Comments on print, recorded, and online resources for mastering orchestral excerpts for the bassoon. By Terry B. Ewell. Bassoon Digital Professor #99. www.2reed.net.

Hello, this is a brief overview of resources for bassoon orchestral excerpts. I am Terry Ewell and I will be your “tour guide.” If you studied bassoon 20, 30, or even 40 years ago you would have been largely limited to finding the music, listening to some recordings, and then studying with a teacher. For a few decades, however, there have been print publications where professionals in the field have discussed their suggestions for how to perform orchestral excerpts and also how to audition. I want to alert you to those resources. You can find a bibliography that is prepared for you at www.2reed.net/auditions.html (direct link here). If you scroll down the page you will find a link to the bibliography. I encourage you to look at these writings. Many of them appear in The Double Reed or other journals of the International Double Reed Society. They represent the collective wisdom of many fine players.


An important development in the mid-1990s was the release of Orchestral Excerpts for Bassoon by David McGill in which he provides commentary and demonstrates those excerpts. This was followed up a few years later by Christopher Millard who added some other excerpts. These are excellent. I encourage you listen to those.
What is exciting nowadays is that there are so many new online resources. I want to make you aware of these. Now you can obtain the music, often at no cost at all, by going to Petrucci Music Library at www.imslp.org. There are many materials that you can pull up. Let’s say, for instance, that we are going to use online resources entirely to study the famous passage from Beethoven’s Fourth Symphony. Well here is the music that I pulled up from the Petrucci Music Library. This has that passage. There you can pull up some scores, recordings, and in addition the part for just bassoon.

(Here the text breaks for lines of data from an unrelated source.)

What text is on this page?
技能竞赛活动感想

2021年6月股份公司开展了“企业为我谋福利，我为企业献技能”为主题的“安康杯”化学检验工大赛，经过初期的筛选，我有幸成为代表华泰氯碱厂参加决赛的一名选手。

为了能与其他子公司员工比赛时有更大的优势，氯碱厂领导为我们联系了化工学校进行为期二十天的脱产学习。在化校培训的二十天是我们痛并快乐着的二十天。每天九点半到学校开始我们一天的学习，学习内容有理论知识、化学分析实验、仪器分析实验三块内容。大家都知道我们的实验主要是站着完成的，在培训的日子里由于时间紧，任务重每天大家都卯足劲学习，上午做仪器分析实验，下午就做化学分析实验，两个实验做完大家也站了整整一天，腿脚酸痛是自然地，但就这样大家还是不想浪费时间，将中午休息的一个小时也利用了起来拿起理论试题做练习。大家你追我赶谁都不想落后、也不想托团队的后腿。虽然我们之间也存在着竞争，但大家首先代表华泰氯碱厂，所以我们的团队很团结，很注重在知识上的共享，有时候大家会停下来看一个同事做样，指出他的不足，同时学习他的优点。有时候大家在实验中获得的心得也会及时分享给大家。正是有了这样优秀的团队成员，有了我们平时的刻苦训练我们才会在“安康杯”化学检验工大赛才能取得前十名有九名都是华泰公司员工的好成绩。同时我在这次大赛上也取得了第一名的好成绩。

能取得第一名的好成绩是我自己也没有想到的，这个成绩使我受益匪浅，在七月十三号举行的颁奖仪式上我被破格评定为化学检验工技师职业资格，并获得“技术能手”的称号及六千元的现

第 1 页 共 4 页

Having obtained the part from Petrucci Music Library, it is now time to move on to a brand new website that I am very excited to introduce to you. The website is by Brett. I don’t want to mispronounce his last name so I will just call him “Brett” in this video. Let’s take a look at this website. This was part of his doctoral project at Indiana University. In it he has collected some of the principal excerpts. Here we have our excerpt from Beethoven’s Fourth. A wonderful thing about the website is that he has many additional helps. He has something he calls “pedagogy,” where he provides a discussion of the excerpt, performance suggestions, and ways to practice the excerpt. In addition is this wonderful feature where he has collated little fragments of the excerpt from different recordings. Here, for instance, is the Vienna Philharmonic with Simon Rattle. Let’s play this one.

<music: Beethoven’s Fourth Symphony, IV, passage with the famous bassoon solo>

Isn’t that wonderful? In one convenient site you can listen to multiple recordings. I strongly encourage you to take a look at this site and the many fine features it contains.


Now, having visited Brett’s site it is time to move on to several materials that I have prepared. One area you should be aware of: the many MIDI files that are housed at the International Double Reed Society website. These MIDI files allow you to play along with an accompaniment at various tempos. For instance, for Beethoven’s Fourth we have three tempos set up here. I have one that is at mm. 126, another that is at 132, and another that is at 138. You can practice at these various tempos in order to master it and to get a sense of what the orchestral accompaniment is like when you are performing. There are many important excerpts given there that you can work with on MIDI files.


Also I want you to be aware that there are resources that are available for fingerings. I have drawn from print resources that I have found. This is a project that was developed in the mid-1990s, which drew upon the collective wisdom of many professional bassoonists. So if you go to the “Bassoon-Family Fingering Companion” you can find a section that provides fingerings for the German bassoon, the Heckel-system  bassoon.  You will notice that there is something titled “Suggested fingerings for musical passages.” If you select that you will find some suggestions for Beethoven’s Fourth Symphony among others. Now other online resources are available for the French bassoon.  You can find those at the same location.


Now, I want to make you aware that there are drones available. This is on www.2reed.net. These drones are available as mp3 files. You can download those and play them for your intonation with excerpts.


Some other online resources you are probably aware of are in the Bassoon Orchestral Excerpts Channel at YouTube. My user name at YouTube is “tewelltube.” That is, t-ewell-tube. You can find that by searching my channels there on YouTube. So, I hope that this guide has been useful to you, that you have found some useful information. Don’t neglect to look at all of these if you want to be an informed bassoonist. Why not search out the wisdom of the many who have come before you and the advice that they have. I wish you all the best. Bye.